A disclosure table, giving details of the companies in whose "relevant securities" "dealings" should be disclosed, and the number of such securities in issue, can be found on the Takeover Panel's website at www.thetakeoverpanel.org.uk.
"Interests in securities" arise, in summary, when a person has long economic exposure, whether conditional or absolute, to changes in the price of securities. In particular, a person will be treated as having an "interest" by virtue of the ownership or control of securities, or by virtue of any option in respect of, or derivative referenced to, securities.
Terms in quotation marks are defined in the Code, which can also be found on the Panel's website.
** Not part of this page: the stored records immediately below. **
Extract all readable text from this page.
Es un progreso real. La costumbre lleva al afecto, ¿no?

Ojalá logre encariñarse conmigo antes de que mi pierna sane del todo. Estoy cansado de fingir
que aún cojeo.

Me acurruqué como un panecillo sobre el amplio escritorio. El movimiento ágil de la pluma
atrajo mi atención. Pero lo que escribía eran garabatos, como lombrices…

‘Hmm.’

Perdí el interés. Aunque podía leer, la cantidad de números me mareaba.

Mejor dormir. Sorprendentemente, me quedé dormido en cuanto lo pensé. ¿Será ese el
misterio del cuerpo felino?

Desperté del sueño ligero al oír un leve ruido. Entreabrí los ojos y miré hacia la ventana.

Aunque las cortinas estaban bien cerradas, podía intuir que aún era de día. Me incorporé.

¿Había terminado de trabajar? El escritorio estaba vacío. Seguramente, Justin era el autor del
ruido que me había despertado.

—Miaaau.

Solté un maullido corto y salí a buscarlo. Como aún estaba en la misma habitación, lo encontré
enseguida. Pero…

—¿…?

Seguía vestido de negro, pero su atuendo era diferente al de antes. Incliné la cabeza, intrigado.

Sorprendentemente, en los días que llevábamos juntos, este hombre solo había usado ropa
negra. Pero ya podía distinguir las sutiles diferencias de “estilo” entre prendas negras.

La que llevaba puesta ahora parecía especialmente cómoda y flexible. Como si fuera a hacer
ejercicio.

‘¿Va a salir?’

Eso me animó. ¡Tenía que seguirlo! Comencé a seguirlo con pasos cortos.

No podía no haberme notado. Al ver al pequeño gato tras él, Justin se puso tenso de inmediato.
If you are in any doubt as to whether or not you are required to disclose a "dealing" under Rule 8, you should consult the Panel.
PricewaterhouseCoopers and KBC Peel Hunt Limited ("KBC Peel Hunt"), which are authorised and regulated in the United Kingdom by the Financial Services Authority, are acting exclusively for Hansteen and no one else in connection with the matters set out in this announcement and are not advising any other person and accordingly will not be responsible to any person other than Hansteen for providing the protections afforded to clients of PricewaterhouseCoopers and KBC Peel Hunt or for providing advice in relation to the matters described in this announcement.